Burnaby, British Columbia -- August 7, 2017 -- Vehicle breakdowns are common throughout the summer months, and a new BCAA survey shows that unsafe driver behaviours and ambivalence are frequently putting the lives of roadside workers at risk. Over the past decade, more than 240 roadside workers have been struck by passing vehicles and 15 have died (2004-2013).
"I have at least one close call a week, where I'm helping someone whose car has broken down and a driver speeds by just inches from me," says Al Lam, Tow Truck Driver and Roadside Assistance Service Tech with BCAA. "I can actually feel the gust of air from the car on my back."
BCAA commissioned the survey to improve driver awareness of the existing Slow Down, Move Over law, and to help remind drivers how to safely drive past a roadside scene.
According to the survey, which was commissioned by BCAA and conducted by Insights West, the problem is widespread. Almost half (48%) of those surveyed have witnessed drivers speed by a roadside scene and 46 percent have seen drivers zoom by too close to the scene, with 43 percent noting abrupt lane changes. 'Rubbernecking,' which slows and distracts drivers, is the most common behavior at 79 percent, while 11 percent have seen drivers nearly hit roadside workers or someone involved in the scene.
So, what is the Slow Down, Move Over law? In British Columbia, the law requires drivers to slow down and move over for any vehicle stopped alongside the road that has flashing red, blue or yellow lights. Doing so gives roadside workers enough room to safely do their jobs. Workers using vehicles with either red, blue or yellow lights include tow truck operators, roadside assistance techs, road maintenance and utility crews, police, firefighters, emergency responders and more.

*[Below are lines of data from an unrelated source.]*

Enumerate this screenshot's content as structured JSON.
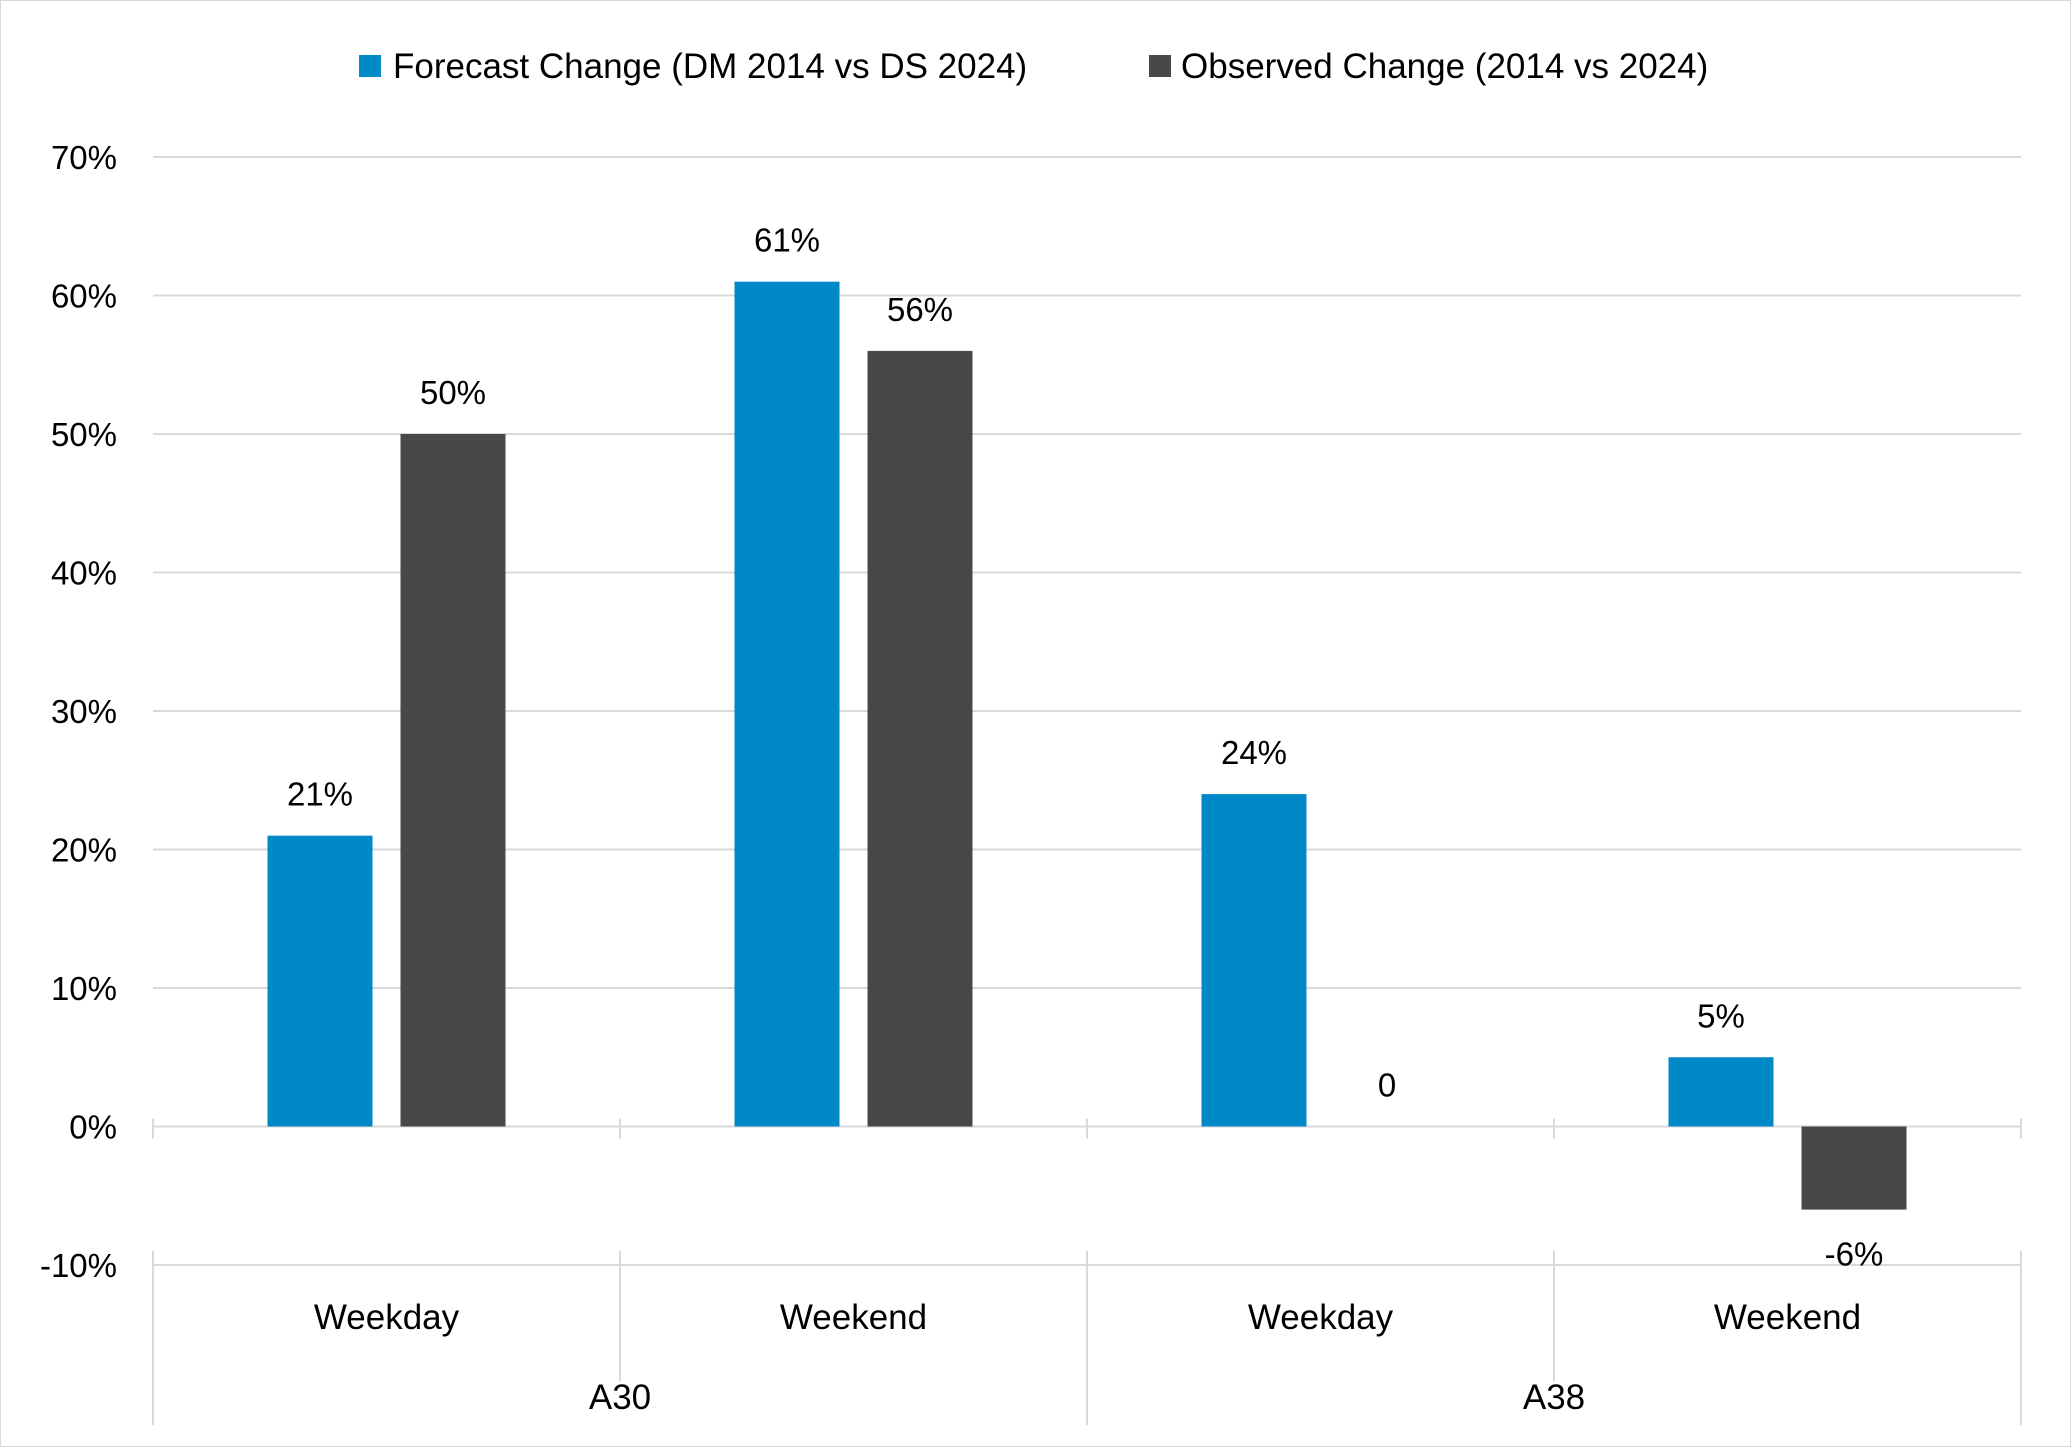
{
  "chart_data": {
    "type": "bar",
    "groups": [
      {
        "label": "A30",
        "categories": [
          "Weekday",
          "Weekend"
        ]
      },
      {
        "label": "A38",
        "categories": [
          "Weekday",
          "Weekend"
        ]
      }
    ],
    "categories": [
      "Weekday",
      "Weekend",
      "Weekday",
      "Weekend"
    ],
    "series": [
      {
        "name": "Forecast Change (DM 2014 vs DS 2024)",
        "color": "#0089c9",
        "values": [
          21,
          61,
          24,
          5
        ],
        "labels": [
          "21%",
          "61%",
          "24%",
          "5%"
        ]
      },
      {
        "name": "Observed Change (2014 vs 2024)",
        "color": "#484848",
        "values": [
          50,
          56,
          0,
          -6
        ],
        "labels": [
          "50%",
          "56%",
          "0",
          "-6%"
        ]
      }
    ],
    "ylim": [
      -10,
      70
    ],
    "yticks": [
      70,
      60,
      50,
      40,
      30,
      20,
      10,
      0,
      -10
    ],
    "ytick_labels": [
      "70%",
      "60%",
      "50%",
      "40%",
      "30%",
      "20%",
      "10%",
      "0%",
      "-10%"
    ],
    "grid": true,
    "legend_position": "top-center",
    "gridline_color": "#d9d9d9",
    "title": "",
    "xlabel": "",
    "ylabel": ""
  }
}
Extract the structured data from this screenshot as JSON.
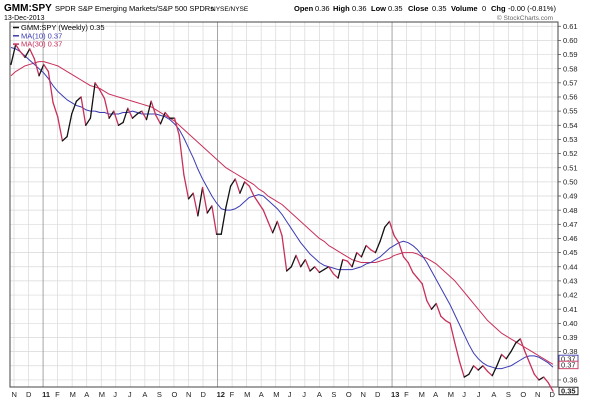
{
  "header": {
    "symbol": "GMM:SPY",
    "description": "SPDR S&P Emerging Markets/S&P 500 SPDRs",
    "exchange": "NYSE/NYSE",
    "date": "13-Dec-2013",
    "quote": {
      "open_label": "Open",
      "open": "0.36",
      "high_label": "High",
      "high": "0.36",
      "low_label": "Low",
      "low": "0.35",
      "close_label": "Close",
      "close": "0.35",
      "volume_label": "Volume",
      "volume": "0",
      "chg_label": "Chg",
      "chg": "-0.00 (-0.81%)"
    },
    "watermark": "© StockCharts.com"
  },
  "colors": {
    "price": "#111111",
    "ma10": "#3b3bb3",
    "ma30": "#c8305a",
    "grid": "#d9d9d9",
    "border": "#444444",
    "down_segment": "#c8305a"
  },
  "legend": [
    {
      "label": "GMM:SPY (Weekly) 0.35",
      "color": "#111111"
    },
    {
      "label": "MA(10) 0.37",
      "color": "#3b3bb3"
    },
    {
      "label": "MA(30) 0.37",
      "color": "#c8305a"
    }
  ],
  "chart_data": {
    "type": "line",
    "y_ticks": [
      "0.61",
      "0.60",
      "0.59",
      "0.58",
      "0.57",
      "0.56",
      "0.55",
      "0.54",
      "0.53",
      "0.52",
      "0.51",
      "0.50",
      "0.49",
      "0.48",
      "0.47",
      "0.46",
      "0.45",
      "0.44",
      "0.43",
      "0.42",
      "0.41",
      "0.40",
      "0.39",
      "0.38",
      "0.37",
      "0.36"
    ],
    "ylim": [
      0.355,
      0.613
    ],
    "x_ticks": [
      "N",
      "D",
      "11",
      "F",
      "M",
      "A",
      "M",
      "J",
      "J",
      "A",
      "S",
      "O",
      "N",
      "D",
      "12",
      "F",
      "M",
      "A",
      "M",
      "J",
      "J",
      "A",
      "S",
      "O",
      "N",
      "D",
      "13",
      "F",
      "M",
      "A",
      "M",
      "J",
      "J",
      "A",
      "S",
      "O",
      "N",
      "D"
    ],
    "x_ticks_bold": [
      "11",
      "12",
      "13"
    ],
    "value_badges": [
      {
        "text": "0.37",
        "value": 0.372
      },
      {
        "text": "0.37",
        "value": 0.369
      },
      {
        "text": "0.35",
        "value": 0.352
      }
    ],
    "series": [
      {
        "key": "price",
        "values": [
          0.583,
          0.597,
          0.592,
          0.588,
          0.594,
          0.587,
          0.575,
          0.583,
          0.578,
          0.556,
          0.546,
          0.529,
          0.532,
          0.548,
          0.557,
          0.56,
          0.54,
          0.545,
          0.57,
          0.565,
          0.559,
          0.545,
          0.55,
          0.54,
          0.542,
          0.552,
          0.545,
          0.548,
          0.55,
          0.544,
          0.557,
          0.547,
          0.541,
          0.549,
          0.545,
          0.545,
          0.533,
          0.505,
          0.488,
          0.492,
          0.476,
          0.496,
          0.478,
          0.483,
          0.463,
          0.463,
          0.482,
          0.497,
          0.502,
          0.492,
          0.5,
          0.497,
          0.49,
          0.485,
          0.48,
          0.472,
          0.464,
          0.472,
          0.462,
          0.437,
          0.44,
          0.448,
          0.44,
          0.445,
          0.437,
          0.44,
          0.436,
          0.438,
          0.44,
          0.435,
          0.432,
          0.445,
          0.444,
          0.44,
          0.45,
          0.447,
          0.455,
          0.452,
          0.45,
          0.458,
          0.468,
          0.472,
          0.462,
          0.457,
          0.447,
          0.443,
          0.436,
          0.432,
          0.428,
          0.416,
          0.41,
          0.414,
          0.405,
          0.402,
          0.4,
          0.386,
          0.373,
          0.362,
          0.364,
          0.37,
          0.367,
          0.37,
          0.366,
          0.363,
          0.37,
          0.378,
          0.375,
          0.38,
          0.386,
          0.389,
          0.38,
          0.372,
          0.364,
          0.36,
          0.362,
          0.358,
          0.352
        ]
      },
      {
        "key": "ma10",
        "values": [
          0.595,
          0.594,
          0.592,
          0.589,
          0.586,
          0.583,
          0.58,
          0.577,
          0.573,
          0.568,
          0.564,
          0.561,
          0.558,
          0.556,
          0.554,
          0.553,
          0.551,
          0.55,
          0.55,
          0.549,
          0.549,
          0.548,
          0.548,
          0.548,
          0.549,
          0.549,
          0.55,
          0.549,
          0.548,
          0.548,
          0.548,
          0.548,
          0.547,
          0.546,
          0.544,
          0.541,
          0.537,
          0.531,
          0.524,
          0.517,
          0.509,
          0.502,
          0.496,
          0.49,
          0.485,
          0.481,
          0.48,
          0.48,
          0.481,
          0.483,
          0.486,
          0.489,
          0.49,
          0.491,
          0.49,
          0.487,
          0.484,
          0.481,
          0.477,
          0.472,
          0.467,
          0.462,
          0.457,
          0.453,
          0.449,
          0.446,
          0.443,
          0.441,
          0.44,
          0.439,
          0.438,
          0.438,
          0.438,
          0.438,
          0.439,
          0.44,
          0.442,
          0.443,
          0.445,
          0.447,
          0.45,
          0.453,
          0.455,
          0.457,
          0.458,
          0.457,
          0.455,
          0.452,
          0.448,
          0.443,
          0.437,
          0.431,
          0.425,
          0.419,
          0.413,
          0.406,
          0.399,
          0.392,
          0.385,
          0.379,
          0.375,
          0.372,
          0.37,
          0.369,
          0.368,
          0.368,
          0.369,
          0.37,
          0.372,
          0.374,
          0.376,
          0.377,
          0.377,
          0.376,
          0.374,
          0.372,
          0.369
        ]
      },
      {
        "key": "ma30",
        "values": [
          0.575,
          0.578,
          0.58,
          0.582,
          0.583,
          0.584,
          0.585,
          0.585,
          0.584,
          0.583,
          0.582,
          0.58,
          0.578,
          0.576,
          0.574,
          0.572,
          0.57,
          0.568,
          0.567,
          0.566,
          0.564,
          0.562,
          0.561,
          0.56,
          0.559,
          0.558,
          0.557,
          0.556,
          0.555,
          0.554,
          0.553,
          0.551,
          0.549,
          0.547,
          0.545,
          0.543,
          0.54,
          0.537,
          0.534,
          0.531,
          0.528,
          0.525,
          0.522,
          0.519,
          0.516,
          0.513,
          0.51,
          0.508,
          0.506,
          0.504,
          0.502,
          0.5,
          0.498,
          0.495,
          0.493,
          0.49,
          0.488,
          0.486,
          0.484,
          0.481,
          0.478,
          0.475,
          0.472,
          0.469,
          0.466,
          0.463,
          0.46,
          0.458,
          0.455,
          0.453,
          0.451,
          0.449,
          0.447,
          0.445,
          0.444,
          0.443,
          0.443,
          0.443,
          0.443,
          0.444,
          0.445,
          0.446,
          0.448,
          0.449,
          0.45,
          0.45,
          0.45,
          0.449,
          0.447,
          0.446,
          0.444,
          0.442,
          0.439,
          0.436,
          0.433,
          0.43,
          0.426,
          0.422,
          0.418,
          0.414,
          0.41,
          0.406,
          0.402,
          0.399,
          0.396,
          0.393,
          0.391,
          0.389,
          0.387,
          0.385,
          0.383,
          0.381,
          0.379,
          0.377,
          0.375,
          0.373,
          0.371
        ]
      }
    ]
  }
}
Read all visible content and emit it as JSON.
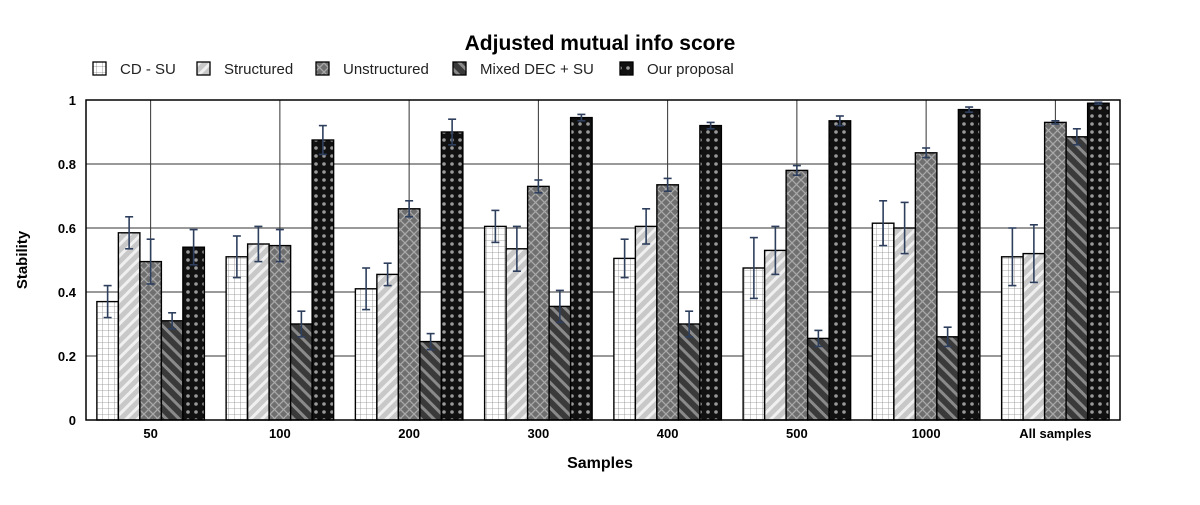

According to the law, motorists must slow their speed to 70 km/h when in an 80km/h or over zone and 40 km/h when in an under-80 km/h zone. If travelling on a multi-lane road, and it's safe to do so, drivers must also move into the other lane going in the same direction to drive past any stopped vehicle with flashing lights. Failure to do so can result in a $173 fine and three demerit points.
BCAA's survey shows that, while the majority of drivers, 84 percent, claim to be aware of the Slow Down, Move Over law, they, when put to the test, came up short on what the law entails. Over 80 percent incorrectly identified the speed reduction required by the law, 59 percent are unaware of which coloured flashing lights are indicators to follow the law and almost half, 43 percent, don't know that they need to change lanes.
In terms of why drivers are so careless when passing roadside scenes, 78 percent chalked it up to rushing and distracted driving, while 77 percent believe that drivers know there is a law, but don't know what to do. 64 percent believe drivers know the law, but choose to ignore it.
"Ultimately, it's about driver education and empathy," said Lam. "All we ask is if you see something on the road that might slow you down, understand that it's probably someone like me, doing my job at roadside; someone who just wants to get home safely to his family."